When it first came about, I was gonna write about it from the perspective of the person she'd murdered, somehow still alive and, through their death, maybe reached another level of understanding or something. But that was too difficult. I don't really like obvious things and I like them to be open to interpretation. I like to say what it's about just so that people think. It started about something else but that was going on at the time and I found myself writing things about how I felt about it. I like the lyrics at the end where it goes "kill the killer like killers." That's my opposition to the death penalty. It's not really that they don't deserve it, but I think when we do the murder we are in no way different. We are taking a life. And the whole theory of it from that perspective is that the reason we think this person deserves to die is because they have committed murder. When you're pushing the button, you're killing another person. I thought the interesting thing about this case is that she so changed. And you can say 'oh yeah, well of course. They're gonna kill her, she finds Jesus' and all that stuff but there was something in the interview I read with her and a lot of other people who talked to her, I got this sense that... We all change. I mean I'm not the person I was ten years ago. If you killed me now you wouldn't be killing the person I was ten years ago, you'd be killing the person I am now.
I can understand that, which is why I think they should pull the switch the day of sentencing. It's down to individual cases. She blamed it all on being wasted but she travelled thirty-five miles to take these people's lives. One of them was a complete stranger. She and her pal went to steal a motorbike to teach some guy a lesson but they end up not only killing two people but the manner in which it was done... There was a shotgun in the car but she took a pickaxe and a hammer to these people, twenty-five hits per victim.
And not only that, she claimed to get 'sexual satisfaction' from it.
Call me old fashioned but I don't want that person living on my street.

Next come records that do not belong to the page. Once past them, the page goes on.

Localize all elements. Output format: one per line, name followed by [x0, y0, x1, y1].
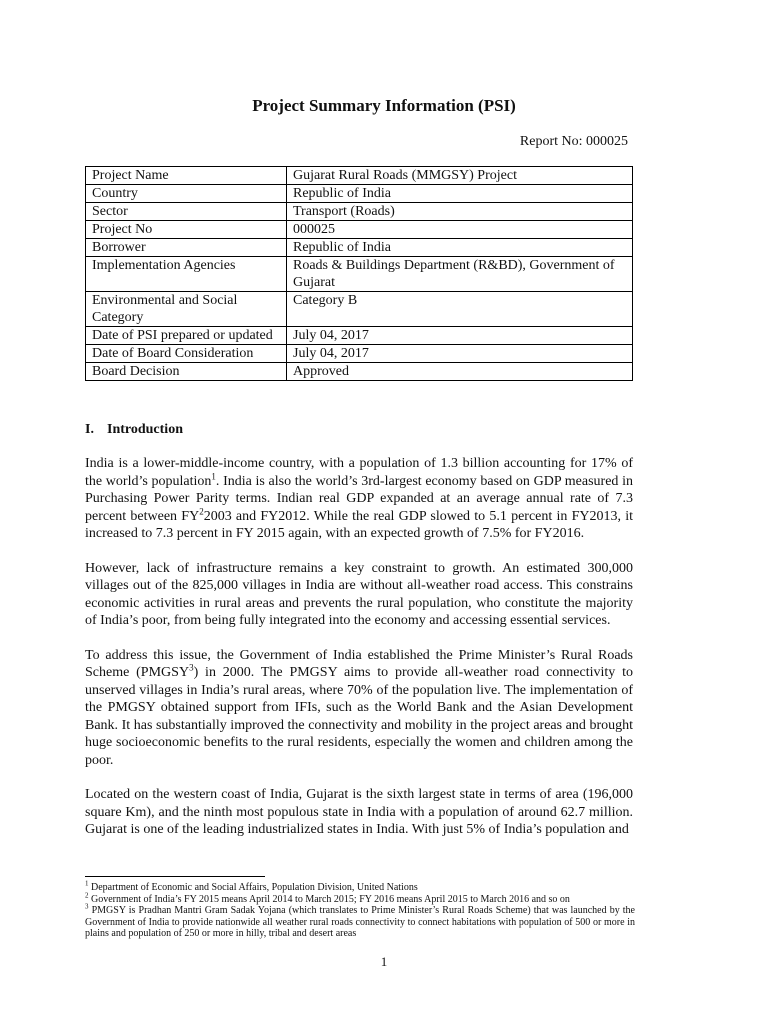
table-cell-label: Borrower — [86, 239, 287, 257]
footnote — [85, 902, 635, 940]
table-cell-value: Roads & Buildings Department (R&BD), Government of Gujarat — [287, 257, 633, 292]
table-cell-value: July 04, 2017 — [287, 327, 633, 345]
table-row — [86, 292, 633, 327]
project-summary-table — [85, 166, 633, 381]
table-row — [86, 239, 633, 257]
section-title: Introduction — [107, 422, 183, 437]
section-heading — [85, 422, 183, 438]
table-cell-value: Approved — [287, 363, 633, 381]
footnote-mark: 3 — [85, 902, 89, 911]
footnote-reference: 2 — [199, 505, 204, 516]
table-cell-value: July 04, 2017 — [287, 345, 633, 363]
table-row — [86, 363, 633, 381]
table-cell-value: Category B — [287, 292, 633, 327]
report-number: Report No: 000025 — [519, 134, 628, 149]
table-cell-label: Date of Board Consideration — [86, 345, 287, 363]
table-cell-label: Country — [86, 185, 287, 203]
paragraph: Located on the western coast of India, Gujarat is the sixth largest state in terms of area (196,000 square Km), and the ninth most populous state in India with a population of around 62.7 million. Gujarat is one of the leading industrialized states in India. With just 5% of India’s population and — [85, 787, 633, 837]
paragraph: However, lack of infrastructure remains a key constraint to growth. An estimated 300,000 villages out of the 825,000 villages in India are without all-weather road access. This constrains economic activities in rural areas and prevents the rural population, who constitute the majority of India’s poor, from being fully integrated into the economy and accessing essential services. — [85, 560, 633, 628]
footnote-mark: 2 — [85, 891, 89, 900]
table-row — [86, 257, 633, 292]
footnote-separator — [85, 876, 265, 877]
table-cell-label: Environmental and Social Category — [86, 292, 287, 327]
footnotes — [85, 879, 635, 940]
paragraph-text: 2003 and FY2012. While the real GDP slowed to 5.1 percent in FY2013, it increased to 7.3 percent in FY 2015 again, with an expected growth of 7.5% for FY2016. — [85, 508, 634, 541]
table-row — [86, 221, 633, 239]
table-row — [86, 185, 633, 203]
table-row — [86, 345, 633, 363]
table-cell-label: Sector — [86, 203, 287, 221]
footnote-text: Government of India’s FY 2015 means April 2014 to March 2015; FY 2016 means April 2015 to March 2016 and so on — [88, 893, 570, 905]
table-cell-label: Board Decision — [86, 363, 287, 381]
footnote-reference: 1 — [211, 470, 216, 481]
table-cell-value: 000025 — [287, 221, 633, 239]
paragraph-text: ) in 2000. The PMGSY aims to provide all-weather road connectivity to unserved villages in India’s rural areas, where 70% of the population live. The implementation of the PMGSY obtained support from IFIs, such as the World Bank and the Asian Development Bank. It has substantially improved the connectivity and mobility in the project areas and brought huge socioeconomic benefits to the rural residents, especially the women and children among the poor. — [85, 665, 633, 768]
footnote — [85, 891, 635, 906]
table-row — [86, 327, 633, 345]
table-row — [86, 167, 633, 185]
table-cell-value: Transport (Roads) — [287, 203, 633, 221]
footnote-text: PMGSY is Pradhan Mantri Gram Sadak Yojana (which translates to Prime Minister’s Rural Roads Scheme) that was launched by the Government of India to provide nationwide all weather rural roads connectivity to connect habitations with population of 500 or more in plains and population of 250 or more in hilly, tribal and desert areas — [85, 905, 635, 939]
table-cell-label: Date of PSI prepared or updated — [86, 327, 287, 345]
paragraph — [85, 647, 633, 770]
table-cell-value: Gujarat Rural Roads (MMGSY) Project — [287, 167, 633, 185]
table-cell-label: Project Name — [86, 167, 287, 185]
section-number: I. — [85, 422, 94, 437]
document-body — [85, 455, 633, 856]
table-cell-label: Implementation Agencies — [86, 257, 287, 292]
page-number: 1 — [380, 954, 388, 969]
table-cell-label: Project No — [86, 221, 287, 239]
footnote-text: Department of Economic and Social Affairs, Population Division, United Nations — [88, 882, 418, 893]
table-row — [86, 203, 633, 221]
page-title: Project Summary Information (PSI) — [252, 96, 516, 115]
paragraph-text: . India is also the world’s 3rd-largest economy based on GDP measured in Purchasing Power Parity terms. Indian real GDP expanded at an average annual rate of 7.3 percent between FY — [85, 473, 633, 524]
table-cell-value: Republic of India — [287, 185, 633, 203]
footnote-reference: 3 — [189, 662, 194, 673]
table-cell-value: Republic of India — [287, 239, 633, 257]
paragraph — [85, 455, 633, 543]
paragraph-text: To address this issue, the Government of India established the Prime Minister’s Rural Roads Scheme (PMGSY — [85, 647, 633, 680]
footnote — [85, 879, 635, 894]
footnote-mark: 1 — [85, 879, 89, 888]
paragraph-text: India is a lower-middle-income country, with a population of 1.3 billion accounting for 17% of the world’s population — [85, 456, 633, 489]
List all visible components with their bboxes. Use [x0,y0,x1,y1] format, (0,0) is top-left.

No, but it was an interesting story. I mean when you read that... What are we going to write about in this world? That stuff goes on. The point that she was wasted is a big point. It's amazing to me how many crimes are due to someone being wasted. In fact it's 98% of the time...there was a story in New York about a guy who was a recovered alcoholic, he was recovering in AA and he was talking about having these nightmares about murdering people. And then it came to him that he was in a blackout and he's actually, in a drunken alcoholic blackout, gone into the house he grew up in, where his parents had beat him or whatever - there were new people living in the house - he went into the bedroom and killed them. He didn't even know but it came back as he was recovering, getting sober and talking about it in AA meetings! The other people in the meetings called the cops and told them, they arrested him and he's in prison. I mean I used to drink a lot and would drive. What if I'd hit somebody y'know and killed them? Like some 10 year old kid? And I was drunk. You know that the parents of that kid would want me dead. But by chance it didn't happen. I think it's the taking of life, that's what struck me about 'Dead Man Walking'. As they were actually [executing him] I had to walk out. They keep juxtaposing the murder they committed in this drunken, insane...whatever, with this structured, so-called rational murder of the state. And something about it freaked me out more. It's cold, lethal, Nazi-like quality.
That's because you've had time with this person, you've seen something of their personality. Their victim isn't given the opportunity to work their way into your conscience.
No I don't even think that was it. Y'know, living the rest of your life in prison, being boned up the ass for being a fuckin' wiseguy is probably more punishment than getting the easy way out. Somebody's got to commit that murder and state-condoned murder, for whatever reason, creeps me out. It hits a chord in me.